Kathleen Peddicord has covered the live, retire, and do business overseas beat for more than 30 years and is considered the world's foremost authority on these subjects. She has traveled to more than 75 countries, invested in real estate in 21, established businesses in 7, renovated historic properties in 6, and educated her children in 4.

Kathleen has moved children, staff, enterprises, household goods, and pets across three continents, from the East Coast of the United States to Waterford, Ireland... then to Paris, France... next to Panama City, where she has based her Live and Invest Overseas business. Most recently, Kathleen and her husband Lief Simon are dividing their time between Panama and Paris.

Kathleen was a partner with Agora Publishing’s International Living group for 23 years. In that capacity, she opened her first office overseas, in Waterford, Ireland, where she managed a staff of up to 30 employees for more than 10 years. Kathleen also opened, staffed, and operated International Living publishing and real estate marketing offices in Panama City, Panama; Granada, Nicaragua; Roatan, Honduras; San Miguel de Allende, Mexico; Quito, Ecuador; and Paris, France.

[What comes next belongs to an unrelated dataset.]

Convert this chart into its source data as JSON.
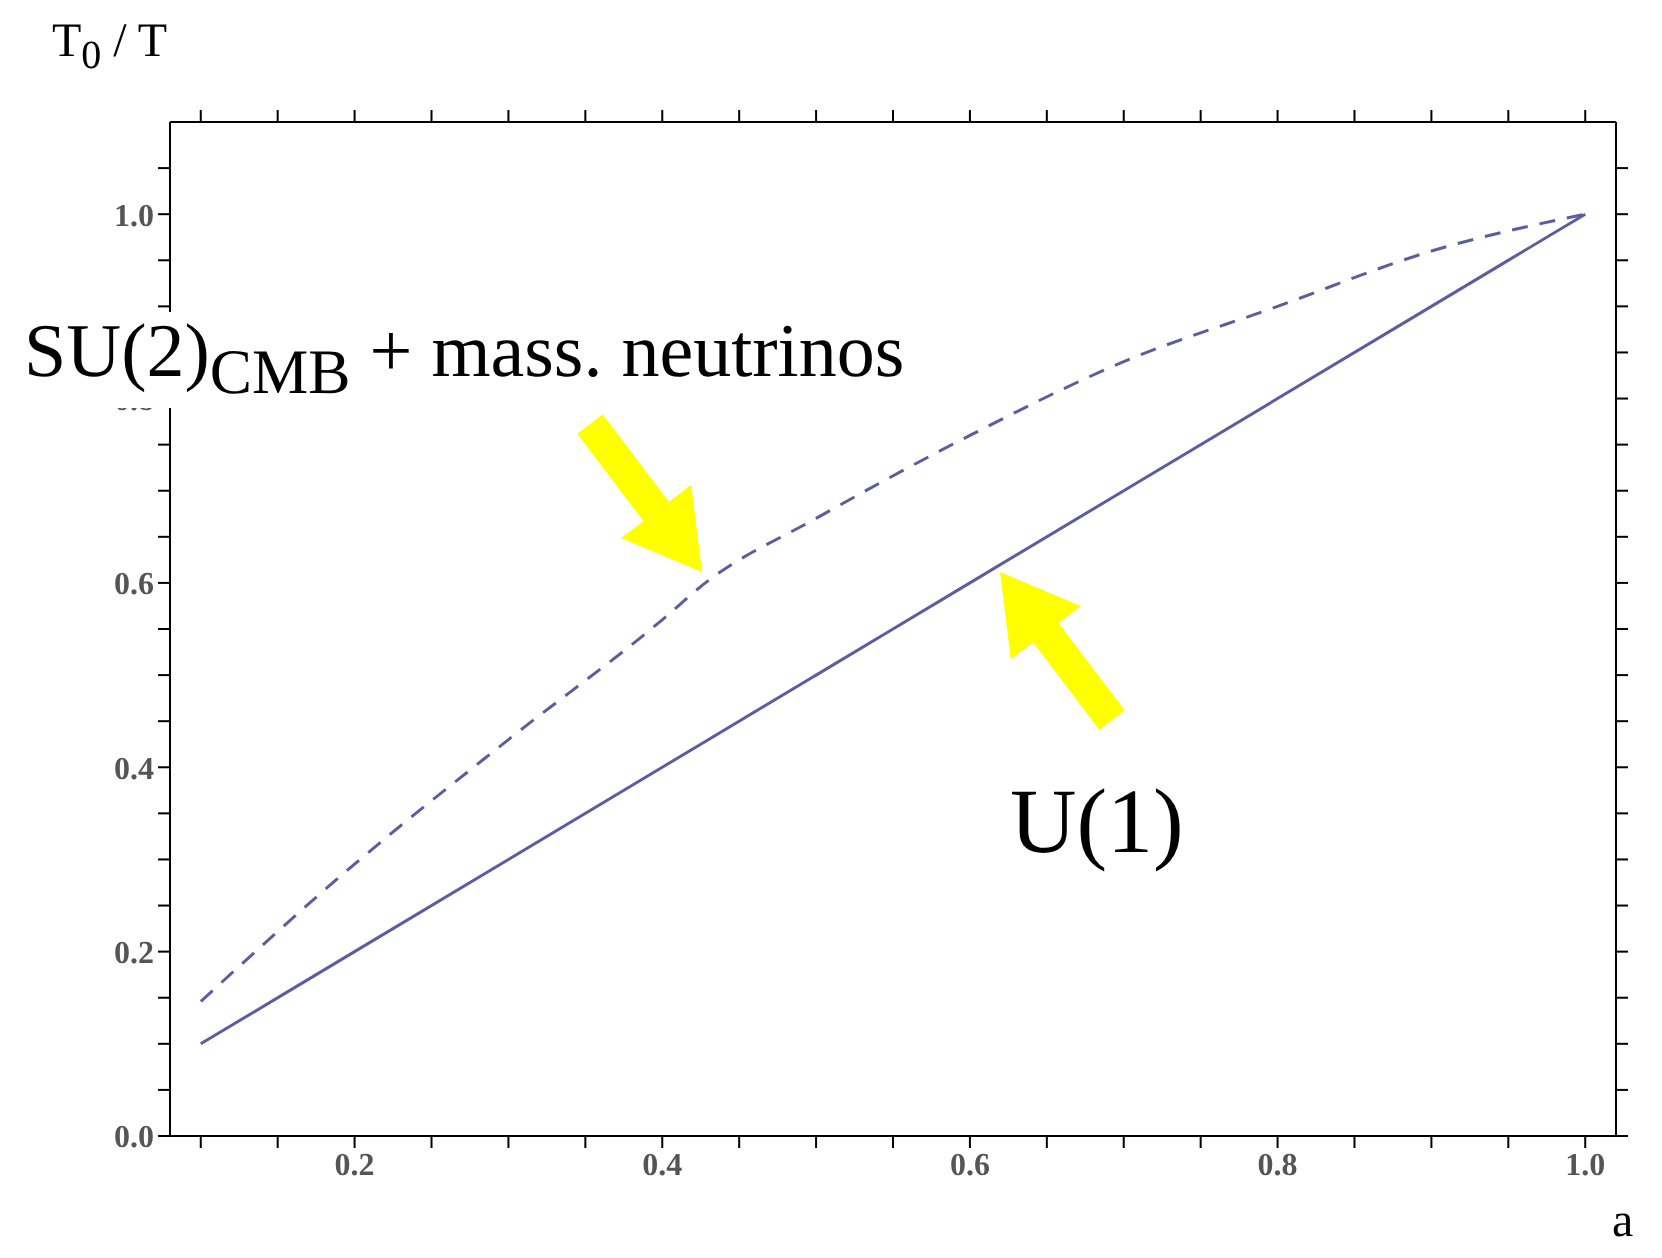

Kathleen moved on from her role with Agora in 2007 and launched her Live and Invest Overseas group in 2008. In the years since, she has built Live and Invest Overseas into a successful, recognized, and respected multi-million-dollar business that employs a staff of 35 in Panama City and dozens of writers and other resources around the world.

Kathleen has been quoted by The New York Times, Money magazine, MSNBC, Yahoo Finance, the AARP, and beyond. She has appeared often on radio and television (including Bloomberg and CNBC) and speaks regularly on topics to do with living, retiring, investing, and doing business around the world.

In addition to her own daily e-letter, the Overseas Opportunity Letter, with a circulation of more than 300,000 readers, Kathleen writes regularly for U.S. News & World Report and Forbes.

Her newest book, "How to Retire Overseas: Everything You Need to Know to Live Well (for Less) Abroad," published by Penguin Random House, is the culmination of decades of personal experience living and investing around the world.